With the divides between area and global studies widening, Academy Member Arthur Kleinmanchaired a meeting of scholars from across the United States and the United Kingdom to develop novel ways of easing these longstanding tensions. Participants worked to identify and better understand impediments to collaboration between the fields and to develop initial steps toward strengthening and sustaining cross-disciplinary relationships. The meeting also provided an opportunity for scholars to explore broader questions about how knowledge might be reorganized and institutionalized to support twenty-first-century scholarship.
Chair: Arthur Kleinman (Harvard University)

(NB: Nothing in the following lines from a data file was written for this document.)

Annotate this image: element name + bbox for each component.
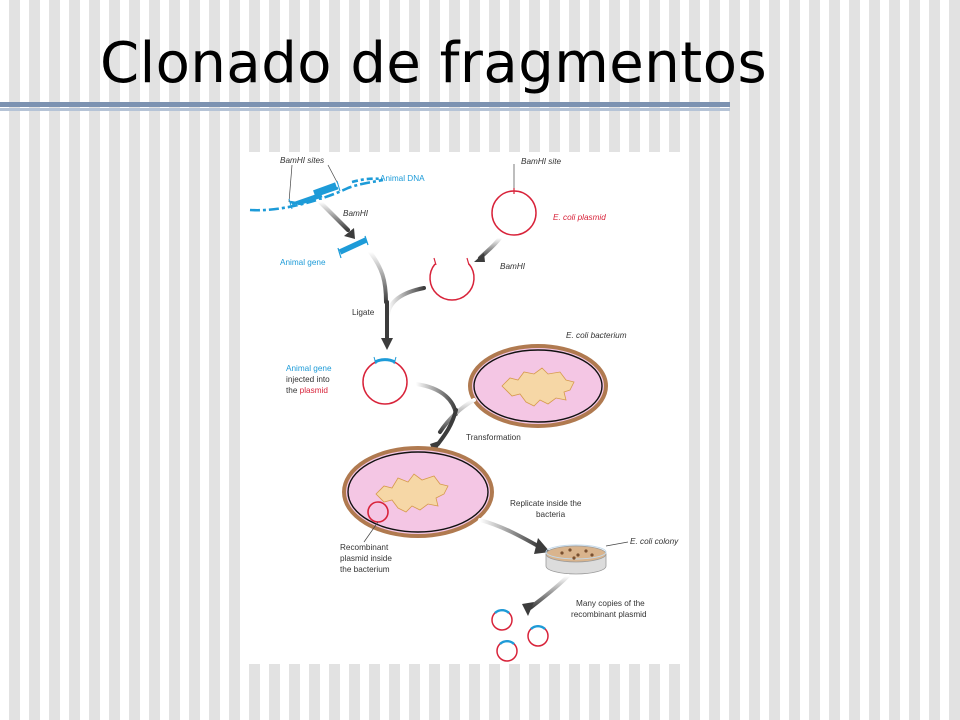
arrow-ligate-right [386,286,426,316]
label-copies-line1: Many copies of the [576,599,645,608]
plasmid-copy [491,608,513,631]
inserted-gene [374,358,396,364]
label-copies-line2: recombinant plasmid [571,610,647,619]
label-injected-line2: injected into [286,375,330,384]
arrow-copies [528,574,570,610]
animal-gene-fragment [337,235,369,259]
label-animal-dna: Animal DNA [380,174,425,183]
label-bamhi-sites: BamHI sites [280,156,324,165]
recombinant-plasmid [362,359,408,405]
cloning-diagram-svg: BamHI sites Animal DNA BamHI site E. col… [249,156,679,662]
recombinant-pointer [363,521,379,543]
bacterium-nucleoid [501,367,575,407]
bacterium-nucleoid [375,473,449,513]
arrow-head [522,602,534,616]
animal-dna-strand [249,164,384,212]
label-recombinant-line3: the bacterium [340,565,390,574]
label-replicate-line1: Replicate inside the [510,499,582,508]
title-underline-light [0,108,730,111]
label-bamhi-enzyme-right: BamHI [500,262,526,271]
label-ecoli-colony: E. coli colony [630,537,679,546]
label-injected-line1: Animal gene [286,364,332,373]
label-injected-line3: the plasmid [286,386,328,395]
arrow-transform-right [438,398,476,434]
label-transformation: Transformation [466,433,521,442]
label-recombinant-line2: plasmid inside [340,554,392,563]
ecoli-plasmid [491,190,537,236]
arrow-transform-left [414,382,458,416]
label-ecoli-plasmid: E. coli plasmid [553,213,606,222]
label-ecoli-bacterium: E. coli bacterium [566,331,627,340]
arrow-ligate-left [368,250,388,304]
plasmid-copy [496,639,518,662]
arrow-head [474,253,485,262]
slide-title: Clonado de fragmentos [100,31,768,96]
cloning-diagram: BamHI sites Animal DNA BamHI site E. col… [248,152,682,664]
arrow-replicate [478,518,540,548]
label-bamhi-enzyme-left: BamHI [343,209,369,218]
label-recombinant-line1: Recombinant [340,543,389,552]
arrow-cut-dna [317,199,351,233]
arrow-head [344,228,355,239]
colony-pointer [605,541,629,547]
ecoli-bacterium [468,344,608,428]
transformed-bacterium [342,446,494,538]
plasmid-copy [527,624,549,647]
label-bamhi-site: BamHI site [521,157,561,166]
arrow-head [381,338,393,350]
label-ligate: Ligate [352,308,375,317]
label-animal-gene: Animal gene [280,258,326,267]
label-replicate-line2: bacteria [536,510,566,519]
arrow-head [534,538,550,554]
cut-plasmid [429,263,475,301]
title-underline [0,102,730,107]
petri-dish [545,544,607,575]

Academy Members Mark Aronoff, Susan Goldin Meadow, and Charles Nelson, in collaboration with Matthew Lerner, convened a meeting of the Consortium on Autism and Sign Language at the House of the Academy. The meeting brought together scholars from more than nine fields and nineteen universities for the purpose of advancing novel hypotheses about the emergence of communication in autism by leveraging methods and insights from the latest research on sign language. Participants also welcomed and integrated the voices of people from autistic and deaf communities into their plans for developing a cross-disciplinary research agenda on the nature of communication in these populations.
Chairs: Mark Aronoff (State University of New York at Stony Brook); Susan Goldin Meadow (University of Chicago); Charles Nelson (Harvard University)
in collaboration with Matthew Lerner (Stony Brook University)
By some estimates, only 20 percent of qualified Americans receive the necessary aid they require as they move through the American justice system. Millions are left unaided and unable to negotiate a complicated legal system on their own. To begin addressing this critical issue, Academy Members John Levi, Martha Minow, and Lance Liebman chaired a meeting of more than fifty judges and justices, chief justices, legal scholars, and lawyers at the House of the Academy. Participants discussed issues ranging from fees and the difficulty of navigating the court system to the role of corporations in providing pro bono representation and the use of technology in the legal profession. An Academy project on Making Justice Accessible: Data Collection and Legal Services for Low-Income Americans has been developed from this meeting.
Chairs: John G. Levi (Legal Services Corporation; Sidley Austin, LLP); Martha Minow (Harvard Law School); Lance Liebman (Columbia Law School)
As the foundations and principles that defined the nuclear order after the World War II and during the Cold War shift and evolve, new challenges confront the international community. On June 19, 2015, Academy Member Robert Legvold chaired a meeting at the House of the Academy that brought together a group of experts in international security. The participants examined recent changes in the dynamics of the nuclear order, explored the effect of new technologies on nuclear strategies, and assessed how future arms control agreements could be designed to address these changes. The meeting has since developed into an Academy project in the Global Security and International Affairs program area.